Varenicline latches on to the same receptors in the brain that nicotine binds to when inhaled in cigarette smoke, an action that leads to the release of dopamine in the pleasure centers of the brain. Taking the drug blocks any inhaled nicotine from reinforcing that effect.

The drug also slows the release of dopamine, which cuts the craving to smoke that occurs when nicotine's effect wears off, said Pfizer research chemist Jotham Coe, who invented the drug.

"It's a shield and at the same time, it stabilizes you and prevents you from having the lows, which lead to craving and withdrawal, but at the same time, it shields you from the highs," said Coe, a former 2 1/2 pack-a-day smoker who quit smoking a first time cold turkey and then a second time with the help of nicotine gum.

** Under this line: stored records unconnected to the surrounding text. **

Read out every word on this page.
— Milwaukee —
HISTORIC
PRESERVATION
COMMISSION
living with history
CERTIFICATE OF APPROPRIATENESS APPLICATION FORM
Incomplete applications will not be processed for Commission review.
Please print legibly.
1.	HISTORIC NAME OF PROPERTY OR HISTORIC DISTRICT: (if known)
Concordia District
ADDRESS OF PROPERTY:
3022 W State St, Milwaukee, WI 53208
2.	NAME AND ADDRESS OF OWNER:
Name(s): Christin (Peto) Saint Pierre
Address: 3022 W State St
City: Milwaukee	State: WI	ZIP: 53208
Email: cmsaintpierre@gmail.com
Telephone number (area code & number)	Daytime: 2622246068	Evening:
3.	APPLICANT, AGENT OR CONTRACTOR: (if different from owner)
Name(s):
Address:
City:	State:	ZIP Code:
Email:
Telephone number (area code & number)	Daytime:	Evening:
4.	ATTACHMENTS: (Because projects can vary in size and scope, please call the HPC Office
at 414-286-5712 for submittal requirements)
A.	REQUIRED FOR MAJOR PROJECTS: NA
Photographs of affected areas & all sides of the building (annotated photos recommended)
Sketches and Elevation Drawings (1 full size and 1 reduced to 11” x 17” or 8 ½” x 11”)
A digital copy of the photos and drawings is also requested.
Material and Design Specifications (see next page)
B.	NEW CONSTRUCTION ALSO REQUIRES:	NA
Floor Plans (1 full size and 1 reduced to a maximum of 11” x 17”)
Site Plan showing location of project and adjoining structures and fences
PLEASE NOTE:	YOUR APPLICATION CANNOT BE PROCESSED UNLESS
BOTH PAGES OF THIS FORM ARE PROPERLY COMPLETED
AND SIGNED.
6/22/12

One in five American adults, or nearly 45 million people, smoke. An estimated 32 million of those smokers would like to quit, according to the Centers for Disease Control and Prevention. Smoking kills nearly 440,000 Americans a year.

"Tobacco use, particularly cigarette smoking, is the single most preventable cause of death in the United States and is responsible for a growing list of cancers, as well as chronic diseases including those of the lung and heart," said Dr. Scott Gottlieb, the FDA's Deputy Commissioner for Medical and Scientific Affairs.

Quitting, as any smoker will tell you, isn't easy. Fewer than one in 20 smokers can do so without help, Schroeder said. With help, whether it's a drug, counseling or both, the success rate rises at most to roughly one in five, he added.

Both the FDA and European regulators recently shot down attempts by Sanofi-Aventis to gain approval for rimonabant, or Accomplia, as a stop-smoking aid. Both have recommended that the drug, which blocks the same pleasure centers in the body activated when pot smokers get the munchies, be approved for weight loss.

And at least two vaccines are being developed that could block nicotine from ever reaching the brain.

The FDA does not recommend that Chantix be used with other smoking-cessation products. Its most common side effect is nausea.

Pfizer hopes to start selling the drug, for use by adults only, in the second half of the year. The New York-based company did not immediately release its price.

Pfizer had predicted annual sales of $1 billion. Analysts said that may be possible but were more conservative, given the lackluster performance of other stop-smoking aids.

"One billion in sales is plausible but I'd rather be conservative," said Barbara Ryan, an analyst at Deutsche Bank who is predicting $500 million in annual sales by 2009.